Limbering up for longer distances

AndyBby AndyBApr 12th 2010
My previous post discussed ways in which to improve your performance over short distance races. For the next few paragraphs I'll discuss how you can limber up for longer distances.

I've previously talked about periodising your training year (changing times) and with longer distances races there can be some discussion about what the aims of each macrocycle are. Ever heard of the term 'reverse periodisation'? The idea here is that during the winter you do shorter, higher intensity sessions and when building to your races you do longer lower intensity sessions. I could talk for hours on this instead I'll direct you to a couple of articles elsewhere on the web (http://bit.ly/cP9aG8) and (http://bit.ly/8ZhZBh see 'macrocycles misconceptions and errors'). I'll remind you that 'periodisation' involves having the suitable objectives (aims) for each training cycle and those aims should help you build towards your specific race targets.

Remember that we don't have to call the macrocycles 'base' and 'build'. We can also call them 'general fitness' and 'race specific fitness' or 'race preperation'. These last two terms offer a great idea of what to do during the phase.

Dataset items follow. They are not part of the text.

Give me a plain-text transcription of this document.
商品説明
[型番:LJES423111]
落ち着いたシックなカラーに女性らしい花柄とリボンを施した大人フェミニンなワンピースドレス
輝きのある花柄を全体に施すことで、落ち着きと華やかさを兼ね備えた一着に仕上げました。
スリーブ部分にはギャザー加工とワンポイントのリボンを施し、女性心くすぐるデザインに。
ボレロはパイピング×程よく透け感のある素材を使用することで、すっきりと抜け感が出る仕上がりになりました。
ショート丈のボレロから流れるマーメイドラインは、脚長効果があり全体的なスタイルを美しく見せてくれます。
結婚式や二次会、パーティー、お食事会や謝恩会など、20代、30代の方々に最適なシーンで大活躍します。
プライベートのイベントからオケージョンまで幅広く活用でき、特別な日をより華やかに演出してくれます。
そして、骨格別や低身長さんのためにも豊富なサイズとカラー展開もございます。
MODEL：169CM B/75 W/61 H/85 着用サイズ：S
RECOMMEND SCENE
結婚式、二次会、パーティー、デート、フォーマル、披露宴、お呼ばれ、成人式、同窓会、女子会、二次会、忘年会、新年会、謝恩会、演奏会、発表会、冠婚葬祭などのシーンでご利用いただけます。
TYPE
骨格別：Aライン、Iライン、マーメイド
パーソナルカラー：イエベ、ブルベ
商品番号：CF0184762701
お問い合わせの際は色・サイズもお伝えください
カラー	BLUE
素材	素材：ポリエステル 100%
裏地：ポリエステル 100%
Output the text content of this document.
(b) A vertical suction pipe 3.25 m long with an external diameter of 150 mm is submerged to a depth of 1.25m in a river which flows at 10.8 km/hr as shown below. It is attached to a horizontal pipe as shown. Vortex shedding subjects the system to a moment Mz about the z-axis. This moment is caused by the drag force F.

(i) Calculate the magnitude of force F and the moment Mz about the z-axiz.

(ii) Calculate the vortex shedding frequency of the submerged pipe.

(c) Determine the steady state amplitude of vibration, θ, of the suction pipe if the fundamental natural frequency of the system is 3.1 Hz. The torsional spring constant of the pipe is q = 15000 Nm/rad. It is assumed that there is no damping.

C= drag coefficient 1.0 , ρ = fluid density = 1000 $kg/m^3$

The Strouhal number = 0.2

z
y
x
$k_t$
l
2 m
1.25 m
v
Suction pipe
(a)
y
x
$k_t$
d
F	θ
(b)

For longer distances the time for the majority of strength work has gone. Race preparation is about building up the endurance ready for the longer races. Whilst middle distance and olympic distance training can over lap to some degree, going for the full ironman requires increasing the distance of training rides and runs whilst losing as little of the strength and speed built up through earlier phases of training.

So what sort of training sessions will this lead us to do? The long swim, ride and long run are key to allowing you to complete long distance events, neglect these at your peril! Adding a short run off your long bike rides will also help you get used to the sensation of running off the bike. Separating your long run and ride by a few days also helps you recover between them, which in turn allows you to get more out of each session. Personally, I love the longer rides. They offer such an opportunity to be creative with route planning, there are just so many more miles to play with. Then when I return I'll sit down with a map (while I stretch and take on board a recovery drink!) and smile to myself as I see the area of countryside I have just covered on my bike and the sights and sounds I passed on my way.

Once these are allocated time in your diary/plan any extra available sessions should be allocated towards maintaining some strength and speed. Remember here that whilst no intensity of training should be neglected entirely, the proportions should be biased towards race specific training in this case speed work can be considered as half ironman paced interval efforts. If your big race bike leg is long and hilly, then ride long and hilly, if the run section on road then run on road, get your body as used to the strains it is going to face in the race and when the race comes round you will respond better, both physically and mentally.

In my next few blogs I'll give you some ideas for brick training short and long course and also start to tackle the big area of nutrition. In the meantime plan out the progression of your long sessions, then go out and enjoy them long sessions and the freedom they offer to your training!